The trend was set in 1971, when Aadhavan was jailed with his disciple UdayaSooriyan for breaking and entering into a prison to rescue the Tibetan monk: Kalsang Tenseng. It was here that whilst in jail UdayaSooriyan died in mysterious circumstances. This affected Aadhavan deeply (and he never took another student) but as always, Aadhavan outwardly remained undaunted. "We need to say no", he simply said.

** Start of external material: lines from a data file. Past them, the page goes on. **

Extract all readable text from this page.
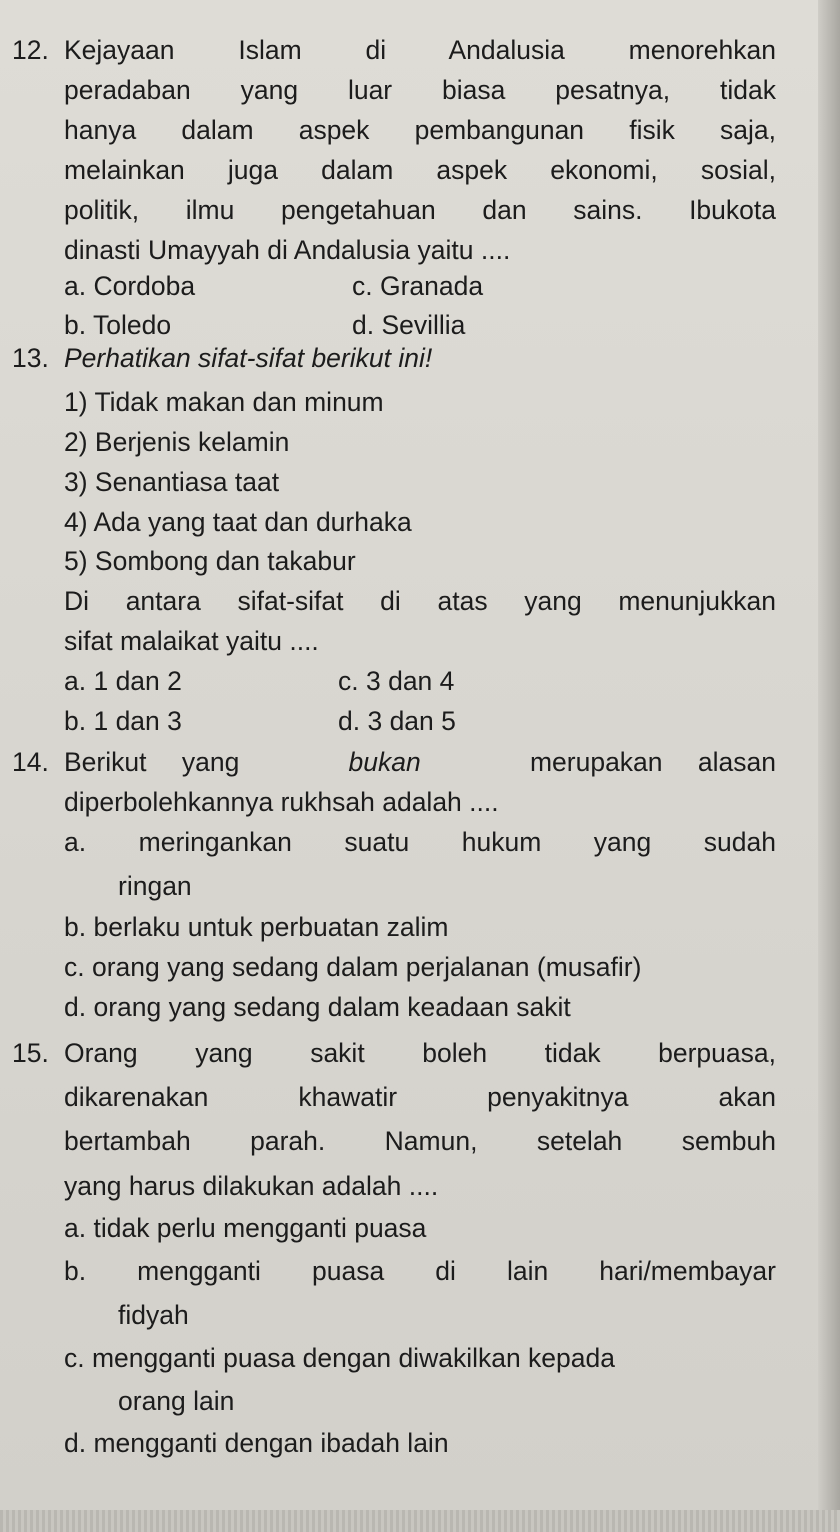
12. Kejayaan Islam di Andalusia menorehkan
peradaban yang luar biasa pesatnya, tidak
hanya dalam aspek pembangunan fisik saja,
melainkan juga dalam aspek ekonomi, sosial,
politik, ilmu pengetahuan dan sains. Ibukota
dinasti Umayyah di Andalusia yaitu ....
a. Cordoba	c. Granada
b. Toledo	d. Sevillia
13. Perhatikan sifat-sifat berikut ini!
1) Tidak makan dan minum
2) Berjenis kelamin
3) Senantiasa taat
4) Ada yang taat dan durhaka
5) Sombong dan takabur
Di antara sifat-sifat di atas yang menunjukkan
sifat malaikat yaitu ....
a. 1 dan 2	c. 3 dan 4
b. 1 dan 3	d. 3 dan 5
14. Berikut yang	bukan	merupakan alasan
diperbolehkannya rukhsah adalah ....
a. meringankan suatu hukum yang sudah
ringan
b. berlaku untuk perbuatan zalim
c. orang yang sedang dalam perjalanan (musafir)
d. orang yang sedang dalam keadaan sakit
15. Orang yang sakit boleh tidak berpuasa,
dikarenakan khawatir penyakitnya akan
bertambah parah. Namun, setelah sembuh
yang harus dilakukan adalah ....
a. tidak perlu mengganti puasa
b. mengganti puasa di lain hari/membayar
fidyah
c. mengganti puasa dengan diwakilkan kepada
orang lain
d. mengganti dengan ibadah lain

Paying tribute to Aadhavan's indomitable spirit, historian, anti-Aaiyyanist and secularist Dr D. Siddharthain described this spirit as ultimately defining the Tibetan's empowerment -- against the 'Chinese Empire' and its military-industrial complex. "While the energy of the 1950s-1960s began to dissipate and the dalit rights movement foundered and the wars ended, a lot of people did not find a very powerful central issue to occupy their energies. But Aadhavan - and the religious community of Aaiyyanist pacifists - just continued… they did not stop."